Drewry says while the U.S.-China trade war is bad news for the transpacific container trade, it could result in more transport of intermediate goods.
Drewry says while the trade war between the United States and China is bad news for finished goods being transported in containerships, there could be a silver lining if transport of intermediate goods increases.
In the latest edition of its Container Insight Weekly, Drewry said, “The fragmentation of production that really took off this century thanks to advances in technology and China’s ascension has been a massive boost to container shipping. The movement of intermediate items necessary to make the final product account for over half of world trade in goods, according to the OECD. More fragmentation means more need for transportation services and vice versa.

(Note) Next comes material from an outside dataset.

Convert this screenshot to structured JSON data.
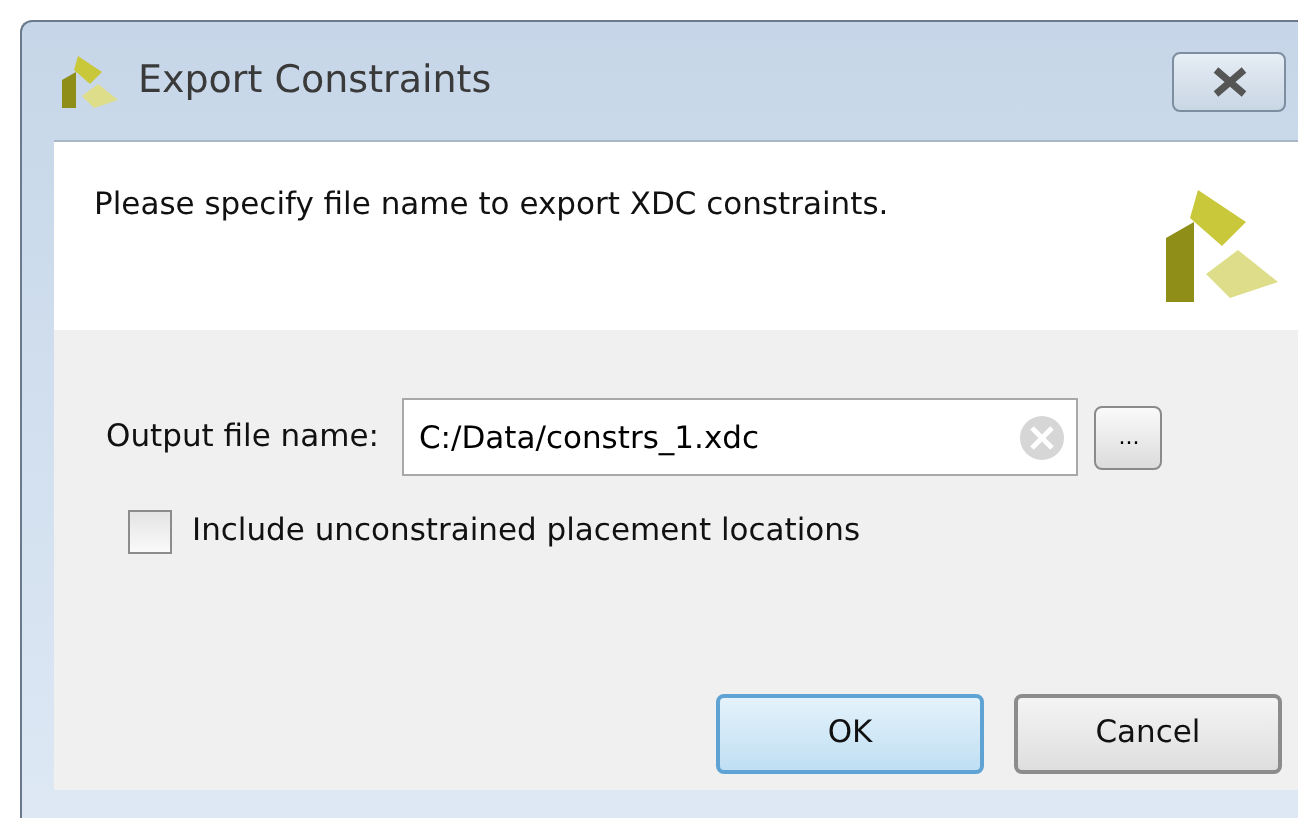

“Assuming this week’s G20 summit in Osaka, Japan, doesn’t suddenly reverse the situation and the U.S. goes ahead with plans to subject all Chinese imports to extra duties, the new protectionist world could bring some benefits to container shipping lines,” the London-based consultant argued in an excerpt from its forthcoming Container Forecaster report.
China “has developed its manufacturing capacity to such an extent that it barely needs inputs from the rest of the world to support its exports,” Drewry said. “As final goods sourcing moves to countries currently without the same manufacturing ecosystem as China, they will require more intermediate inputs, meaning more production fragmentation.
“Where those links establish themselves will determine how beneficial the process is for shipping lines. More intra-Asia trade will boost demand for shipping services and put a greater onus on smaller feeder ships, whereas greater regional trade in North America and Europe would be less advantageous due to overland opportunities,” Drewry said.
It added that countries that provide raw materials and semi-finished goods to China that go into the re-export of the final products to the U.S. could be losers, including exporters from the United States.
Drewry said, however, that “for the foreseeable future China will remain the world’s container export hub, albeit a slightly smaller one.”